De Múgica figura cuartillas “con anotaciones muy similares” aunque en su caso hay un indicio más. Los condenados del comando Argala tenían un número de móvil apuntado en la documentación que se intervino a detención, el mismo que según las investigaciones de las autoridades francesas habría adquirido la propia Olaia en julio de 2002. Ella también tenía información sobre diversos objetivos.

El teléfono de Olaia

“Es decir, unos días previos al intento realizado contra la Casa-Cuartel de Santa Pola (Alicante), los miembros del comando Argala de ETA habían realizado des informaciones sobrias posibles objectivos en Torrevieja (Alicante) y se hallaban en comunicación con sus responsables en Francia (encargados de coordinar y dirigir su actividad terrorista) a través del número de móvil que fue adquirido en Francia por Ainhoa ​​​​Múgica”, concreta el Instituto Armado teléfono.

El informa, que pormenoriza toda la estructura de ETA a partir del análisis de la documentación recogida a lo largo de la lucha antiterrorista durante las décadas, recuerda que el aparato militar era sólo una de las cabezas del comité ejecutivo de la banda terrorista, en el que ambos estaban integrados. En aquella época, tenían mando junto a ellos Mikel Albisu (“Mikel Antza”), Soledad Iparraguirre (“Anboto”), Félix Esparza (“Ana”) y Ramón Sagarzazu (“Txango”), que ocupaban la Zuba y tenían distintas ramas de la banda terrorista bajo su cargo.

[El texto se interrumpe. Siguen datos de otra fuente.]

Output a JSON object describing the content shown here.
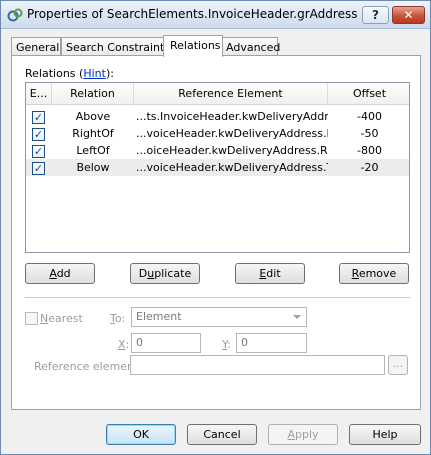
{
  "window": {
    "title": "Properties of SearchElements.InvoiceHeader.grAddress"
  },
  "titlebar": {
    "help_glyph": "?",
    "close_glyph": "✕"
  },
  "tabs": [
    {
      "label": "General"
    },
    {
      "label": "Search Constraints"
    },
    {
      "label": "Relations",
      "active": true
    },
    {
      "label": "Advanced"
    }
  ],
  "relations": {
    "label_prefix": "Relations (",
    "hint_link": "Hint",
    "label_suffix": "):",
    "columns": {
      "enabled": "E...",
      "relation": "Relation",
      "reference": "Reference Element",
      "offset": "Offset"
    },
    "rows": [
      {
        "enabled": true,
        "relation": "Above",
        "reference": "...ts.InvoiceHeader.kwDeliveryAddress",
        "offset": "-400"
      },
      {
        "enabled": true,
        "relation": "RightOf",
        "reference": "...voiceHeader.kwDeliveryAddress.Left",
        "offset": "-50"
      },
      {
        "enabled": true,
        "relation": "LeftOf",
        "reference": "...oiceHeader.kwDeliveryAddress.Right",
        "offset": "-800"
      },
      {
        "enabled": true,
        "relation": "Below",
        "reference": "...voiceHeader.kwDeliveryAddress.Top",
        "offset": "-20",
        "selected": true
      }
    ],
    "checkmark": "✓"
  },
  "actions": {
    "add": {
      "accel": "A",
      "rest": "dd"
    },
    "duplicate": {
      "pre": "D",
      "accel": "u",
      "rest": "plicate"
    },
    "edit": {
      "accel": "E",
      "rest": "dit"
    },
    "remove": {
      "accel": "R",
      "rest": "emove"
    }
  },
  "editor": {
    "nearest": {
      "accel": "N",
      "rest": "earest"
    },
    "to_label": {
      "accel": "T",
      "rest": "o:"
    },
    "to_value": "Element",
    "x_label": {
      "accel": "X",
      "rest": ":"
    },
    "x_value": "0",
    "y_label": {
      "accel": "Y",
      "rest": ":"
    },
    "y_value": "0",
    "reference_label": "Reference element:",
    "reference_value": "",
    "browse_label": "..."
  },
  "footer": {
    "ok": "OK",
    "cancel": "Cancel",
    "apply": {
      "accel": "A",
      "rest": "pply"
    },
    "help": "Help"
  }
}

“Los miembros de la Zuba serán plenamente conscientes de la posición de ordenar que no estén en la organización terrorista y de su capacidad para actuar, decidir, ordenar la comisión de acciones terroristas concretas, o evitar las mismas. Por ello, eran plenamente conocedores de la intención de ‘volar’ el Cuartel de la Guardia Civil de Santa Pola, ya no solo por haber seguramente decidido, planificado y ordenado la acción, sino porque además se responsabilizó de su materialización a través de un medio de comunicación social poco después llegaron a cabo, y de la elaboración de la comunicación que justifica la acción terrorista, y seremos plenamente conscientes de que hemos sabido llegar a los medios para hacer cesar esa situación y su posible resultado final, la muerte de inocente personas”, concluye la Guardia Civil.

Todos están imputados por estos hechos en el Juzgado Central de Instrucción número 6 y prestan declaración este lunes por videoconferencia ya sea desde prisión, como en el caso de Anboto, ya sea desde otros juzgados. Dignidad y Justicia pedirá prisión para Sagarzazu y Antza, los únicos que se encuentran en libertad, según fuentes de esta acusación popular, pues un informe pericial de parte les indica que concurre un riesgo real de fuga.